On a sigh, I reply, “That’s not how it works, Josh. Hunter would be safe. The club would protect him. Bink could take him in, or Jez, or Deke. It wouldn’t have to be you.”

“I’m not letting someone else raise him, Jade. If it ain’t you, it’s me.” For emphasis, he points the fork at his chest.

“You don’t get to decide that.”

“If you’re dead, yes, I do. What are you gonna do? Stop me? Oh. Wait. No. You’ll be gone.” He huffs a humorless laugh.

“I had instructions all written out.” In detail. He wouldn’t have had anything to worry about.

“I’m sure you did. But fuck your instructions.

We’re doing this my way. I’m cookin’ healthy meals.

You’re goin’ back to work, full-time—no more of this when-I-feel-like-it crap.

You love your job, and you’re avoiding it.

We’re going to start exercising together and taking supplements.

I’ve been reading up on what vitamins work best for anxiety, depression, and shit.

We’re taking those. And we’re reading books, which sucks because of my dyslexia, so maybe we’ll listen to the audiobooks instead. ”

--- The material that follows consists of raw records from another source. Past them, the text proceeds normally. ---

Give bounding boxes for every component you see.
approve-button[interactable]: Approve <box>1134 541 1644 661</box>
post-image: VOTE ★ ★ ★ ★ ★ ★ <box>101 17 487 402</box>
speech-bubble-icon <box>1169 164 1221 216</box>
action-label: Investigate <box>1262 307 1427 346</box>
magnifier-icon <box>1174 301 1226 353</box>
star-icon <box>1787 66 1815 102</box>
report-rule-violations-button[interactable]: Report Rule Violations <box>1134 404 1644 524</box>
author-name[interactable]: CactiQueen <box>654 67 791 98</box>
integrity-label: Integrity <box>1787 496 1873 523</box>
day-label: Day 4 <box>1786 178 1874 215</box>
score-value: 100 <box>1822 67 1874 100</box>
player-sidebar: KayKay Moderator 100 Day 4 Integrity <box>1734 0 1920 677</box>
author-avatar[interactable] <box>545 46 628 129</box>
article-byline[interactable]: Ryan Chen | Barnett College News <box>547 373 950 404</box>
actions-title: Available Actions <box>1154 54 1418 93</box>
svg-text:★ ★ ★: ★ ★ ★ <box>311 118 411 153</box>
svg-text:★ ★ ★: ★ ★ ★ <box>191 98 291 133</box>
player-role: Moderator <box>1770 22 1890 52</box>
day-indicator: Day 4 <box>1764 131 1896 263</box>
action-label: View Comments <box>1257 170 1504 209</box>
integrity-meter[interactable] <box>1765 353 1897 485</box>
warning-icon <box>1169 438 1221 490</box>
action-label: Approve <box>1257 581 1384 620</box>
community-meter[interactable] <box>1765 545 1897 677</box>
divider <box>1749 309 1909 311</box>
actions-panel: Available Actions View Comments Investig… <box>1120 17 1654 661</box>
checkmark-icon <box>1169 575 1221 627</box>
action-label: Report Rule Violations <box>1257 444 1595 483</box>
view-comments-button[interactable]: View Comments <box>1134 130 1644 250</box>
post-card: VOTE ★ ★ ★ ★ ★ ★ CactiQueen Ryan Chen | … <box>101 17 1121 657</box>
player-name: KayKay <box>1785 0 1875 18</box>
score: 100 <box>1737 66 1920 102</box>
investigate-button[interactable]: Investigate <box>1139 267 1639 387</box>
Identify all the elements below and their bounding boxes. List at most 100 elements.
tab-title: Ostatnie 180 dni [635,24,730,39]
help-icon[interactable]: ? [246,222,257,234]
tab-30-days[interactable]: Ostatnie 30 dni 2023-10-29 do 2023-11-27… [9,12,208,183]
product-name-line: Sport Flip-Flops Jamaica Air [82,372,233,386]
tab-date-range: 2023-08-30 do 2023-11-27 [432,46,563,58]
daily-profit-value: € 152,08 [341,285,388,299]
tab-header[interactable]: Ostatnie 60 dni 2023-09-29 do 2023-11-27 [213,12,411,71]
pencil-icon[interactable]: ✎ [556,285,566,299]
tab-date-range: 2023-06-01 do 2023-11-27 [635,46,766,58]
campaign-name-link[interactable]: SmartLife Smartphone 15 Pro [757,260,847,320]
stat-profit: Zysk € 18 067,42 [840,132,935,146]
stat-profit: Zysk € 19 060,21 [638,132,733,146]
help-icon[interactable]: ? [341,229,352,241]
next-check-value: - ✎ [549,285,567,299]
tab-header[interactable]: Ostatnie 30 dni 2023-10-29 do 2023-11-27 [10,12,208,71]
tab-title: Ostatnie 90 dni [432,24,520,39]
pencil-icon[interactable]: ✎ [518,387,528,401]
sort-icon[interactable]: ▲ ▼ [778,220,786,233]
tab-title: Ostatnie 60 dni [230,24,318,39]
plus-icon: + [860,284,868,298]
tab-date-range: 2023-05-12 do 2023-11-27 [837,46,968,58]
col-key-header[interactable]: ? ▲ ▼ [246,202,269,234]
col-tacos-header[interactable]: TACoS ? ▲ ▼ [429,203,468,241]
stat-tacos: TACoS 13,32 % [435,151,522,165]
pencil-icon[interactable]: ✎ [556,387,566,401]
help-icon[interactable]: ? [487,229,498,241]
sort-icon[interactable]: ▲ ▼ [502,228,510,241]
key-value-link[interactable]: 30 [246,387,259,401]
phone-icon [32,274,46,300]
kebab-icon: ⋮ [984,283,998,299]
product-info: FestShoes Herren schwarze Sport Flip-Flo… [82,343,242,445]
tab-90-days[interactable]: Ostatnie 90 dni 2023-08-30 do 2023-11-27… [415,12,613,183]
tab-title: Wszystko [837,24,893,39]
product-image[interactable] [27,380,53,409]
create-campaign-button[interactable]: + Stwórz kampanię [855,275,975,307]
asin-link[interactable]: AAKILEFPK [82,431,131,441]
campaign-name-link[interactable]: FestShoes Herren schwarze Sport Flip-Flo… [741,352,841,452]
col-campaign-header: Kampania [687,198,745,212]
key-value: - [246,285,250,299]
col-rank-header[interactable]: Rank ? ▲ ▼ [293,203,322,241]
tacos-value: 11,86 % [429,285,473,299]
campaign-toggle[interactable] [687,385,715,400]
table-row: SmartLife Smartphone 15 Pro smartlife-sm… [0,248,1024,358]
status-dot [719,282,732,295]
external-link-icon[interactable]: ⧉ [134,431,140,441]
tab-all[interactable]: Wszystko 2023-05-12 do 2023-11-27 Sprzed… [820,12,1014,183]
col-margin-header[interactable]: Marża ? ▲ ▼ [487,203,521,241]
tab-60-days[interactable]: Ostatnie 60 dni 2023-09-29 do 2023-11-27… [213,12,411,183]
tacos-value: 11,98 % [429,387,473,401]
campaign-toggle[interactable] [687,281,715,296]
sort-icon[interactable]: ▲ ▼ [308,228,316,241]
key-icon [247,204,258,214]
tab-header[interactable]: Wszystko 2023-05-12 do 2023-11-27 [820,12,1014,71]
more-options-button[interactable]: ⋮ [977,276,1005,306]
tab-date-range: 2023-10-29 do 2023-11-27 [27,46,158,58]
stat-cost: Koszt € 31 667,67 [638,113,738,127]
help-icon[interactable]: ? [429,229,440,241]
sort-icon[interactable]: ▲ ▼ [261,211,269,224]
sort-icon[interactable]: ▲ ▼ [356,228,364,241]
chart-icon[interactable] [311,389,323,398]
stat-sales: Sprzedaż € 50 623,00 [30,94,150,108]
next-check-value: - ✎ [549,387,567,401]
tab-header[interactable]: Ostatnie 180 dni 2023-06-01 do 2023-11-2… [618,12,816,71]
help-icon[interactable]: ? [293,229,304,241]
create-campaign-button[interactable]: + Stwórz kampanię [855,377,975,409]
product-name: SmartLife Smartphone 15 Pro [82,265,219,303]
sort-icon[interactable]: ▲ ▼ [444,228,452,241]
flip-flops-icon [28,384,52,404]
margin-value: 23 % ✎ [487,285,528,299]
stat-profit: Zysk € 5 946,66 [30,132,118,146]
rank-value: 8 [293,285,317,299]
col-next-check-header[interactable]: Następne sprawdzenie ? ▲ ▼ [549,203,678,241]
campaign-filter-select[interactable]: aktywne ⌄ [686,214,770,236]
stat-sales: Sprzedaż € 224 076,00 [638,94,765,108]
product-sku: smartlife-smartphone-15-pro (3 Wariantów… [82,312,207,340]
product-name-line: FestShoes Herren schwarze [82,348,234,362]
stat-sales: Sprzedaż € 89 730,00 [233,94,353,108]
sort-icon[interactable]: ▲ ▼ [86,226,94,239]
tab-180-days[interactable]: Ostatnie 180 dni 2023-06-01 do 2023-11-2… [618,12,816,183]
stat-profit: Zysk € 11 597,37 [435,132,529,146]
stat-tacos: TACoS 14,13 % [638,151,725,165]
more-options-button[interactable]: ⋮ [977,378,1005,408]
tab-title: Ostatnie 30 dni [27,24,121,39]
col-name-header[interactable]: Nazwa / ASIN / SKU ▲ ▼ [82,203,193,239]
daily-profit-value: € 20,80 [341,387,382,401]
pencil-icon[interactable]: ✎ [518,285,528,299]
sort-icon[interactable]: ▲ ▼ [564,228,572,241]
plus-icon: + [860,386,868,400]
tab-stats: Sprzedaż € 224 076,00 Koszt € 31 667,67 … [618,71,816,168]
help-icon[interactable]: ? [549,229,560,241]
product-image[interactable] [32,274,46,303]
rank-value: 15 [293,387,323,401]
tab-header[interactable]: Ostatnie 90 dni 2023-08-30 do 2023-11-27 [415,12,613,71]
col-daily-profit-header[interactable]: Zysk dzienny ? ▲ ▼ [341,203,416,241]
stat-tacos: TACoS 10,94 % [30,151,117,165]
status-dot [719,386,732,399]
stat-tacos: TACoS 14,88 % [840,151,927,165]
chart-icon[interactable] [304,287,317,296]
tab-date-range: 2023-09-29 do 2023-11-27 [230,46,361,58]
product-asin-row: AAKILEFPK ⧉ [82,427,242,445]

Sorry, but I’m not doing any of that. Even if I should work more. Even if working out and eating better is healthy for anyone. It’s just too much. Everything is too much. It has been for some time now.

Dragging a palm down my face, I sigh. “Josh.”

“What? Are you gonna argue with me about this, too?”

Yes.

“I…”

“No.” Staring me in the eye, he slams his palm on the table, rattling our plates.

“No fighting with me on this. You get one hour a day to torture me for funsies with whatever horrific music you want. I’m bunking in Hunter’s room for the next two weeks, and when he comes home, we’ll figure out better sleeping arrangements.

I’ll drive you to work every day, then pick you up.

Pixie already said she’d keep an eye on you for me. ”

Sweet Jesus.

“You really planned all this out,” I state in equal parts anger and awe.

He hums. “Yeah. I had a lot of downtime in the hospital.” Reaching across the table, Josh takes my hand into his. It’s warm, firm, and my heart gives a strange little thump when his thumb caresses the top of my fingers. “We’re gonna do this, Jade. Together.”

Tears well in my eyes, and for a silly moment, I believe him.

Maybe, just maybe, I can get through this. Maybe Hunter doesn’t have to lose his mom.

Fuck.

Hope is a nasty bitch. She’s never liked me before, so how’s it gonna be any different this time?